Table of Contents
Executive Summary
Across most enterprise platforms, an agentic workflow comprises three layers – the model, orchestration, and application – and each layer can see agentic risk signals that the others cannot.
This matters when you are operationalising your agentic KRIs because for your agentic workflow monitoring to be viable, a KRI should reside where its risk signal lives, with those that do not risking noise, blind spots, or a false sense of security.
Some indicators require data from a single layer, while others cannot function without data from multiple layers. As a result, effective agentic AI risk management requires a deliberate, multi-layer capability that also accounts for handoffs between layers.
We mapped a sample of KRIs across the three layers and found that half reside primarily at the application layer, while the model layer was the primary source for only one.
Monitoring built on functional layers is therefore less likely to have coverage gaps than a framework tied to a single platform.
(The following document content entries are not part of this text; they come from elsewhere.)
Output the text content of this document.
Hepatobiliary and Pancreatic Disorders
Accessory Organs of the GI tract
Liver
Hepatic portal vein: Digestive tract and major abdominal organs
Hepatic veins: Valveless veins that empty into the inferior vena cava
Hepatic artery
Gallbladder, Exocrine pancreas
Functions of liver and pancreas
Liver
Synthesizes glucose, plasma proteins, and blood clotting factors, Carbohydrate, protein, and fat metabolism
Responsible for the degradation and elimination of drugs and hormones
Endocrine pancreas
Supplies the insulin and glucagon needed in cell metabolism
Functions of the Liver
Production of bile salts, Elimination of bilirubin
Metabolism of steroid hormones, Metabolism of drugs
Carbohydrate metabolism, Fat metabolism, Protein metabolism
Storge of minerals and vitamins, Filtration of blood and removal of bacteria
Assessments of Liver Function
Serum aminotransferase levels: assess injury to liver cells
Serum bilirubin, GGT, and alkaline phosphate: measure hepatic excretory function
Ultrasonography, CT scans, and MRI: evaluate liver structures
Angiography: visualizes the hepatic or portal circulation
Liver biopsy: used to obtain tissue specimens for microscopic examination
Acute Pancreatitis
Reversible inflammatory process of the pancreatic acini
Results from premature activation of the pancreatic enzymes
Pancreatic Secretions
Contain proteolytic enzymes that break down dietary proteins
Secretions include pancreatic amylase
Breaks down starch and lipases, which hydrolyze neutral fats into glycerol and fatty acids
Therefore, this analysis provides a methodology for ensuring that other agentic KRIs beyond the sample are instrumented to their appropriate layer.
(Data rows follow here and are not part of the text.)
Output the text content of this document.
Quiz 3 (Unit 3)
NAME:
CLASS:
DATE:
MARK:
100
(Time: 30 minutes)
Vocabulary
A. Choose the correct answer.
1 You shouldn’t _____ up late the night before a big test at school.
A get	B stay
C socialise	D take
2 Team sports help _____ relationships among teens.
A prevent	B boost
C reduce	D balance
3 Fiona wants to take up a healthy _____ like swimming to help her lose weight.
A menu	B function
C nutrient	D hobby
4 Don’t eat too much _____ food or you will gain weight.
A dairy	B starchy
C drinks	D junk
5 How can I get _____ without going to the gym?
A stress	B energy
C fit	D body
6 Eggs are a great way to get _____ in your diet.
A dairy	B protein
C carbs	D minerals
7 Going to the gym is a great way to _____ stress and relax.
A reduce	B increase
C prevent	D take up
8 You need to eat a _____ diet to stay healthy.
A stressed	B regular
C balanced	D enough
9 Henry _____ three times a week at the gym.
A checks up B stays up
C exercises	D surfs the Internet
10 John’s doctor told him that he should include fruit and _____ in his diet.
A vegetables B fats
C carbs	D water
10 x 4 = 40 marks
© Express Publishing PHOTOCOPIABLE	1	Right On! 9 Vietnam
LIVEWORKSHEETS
We conclude by advising firms to understand their risk requirements before selecting a platform – and embed their risk controls into their workflow designs.
To achieve this, this blog explains how to operationalise your agentic KRIs for monitoring workflows across model, orchestration, and application layers.
If you are implementing an agentic workflow and would like to ensure you can monitor it, book a free consultation with our expert design, risk management, and delivery consultants. We’ll look forward to meeting you.
Definition
Operationalising agentic KRIs means implementing agentic key risk indicators so they continuously monitor an agentic workflow’s behaviour across the model, orchestration, and application layers. This ensures each KRI captures the risk signal where it naturally occurs, allowing organisations to detect agentic AI risk, maintain audit trails, and respond to incidents before they propagate across the workflow.
Where You Place Agentic KRIs Will Determine Their Viability

Across most enterprise platforms, an agentic workflow will comprise 3 layers: a model, orchestration, and an application, and each layer can see risk signals that the others cannot.
- The Model – this is the foundation model where inference happens: it receives a prompt and returns an output.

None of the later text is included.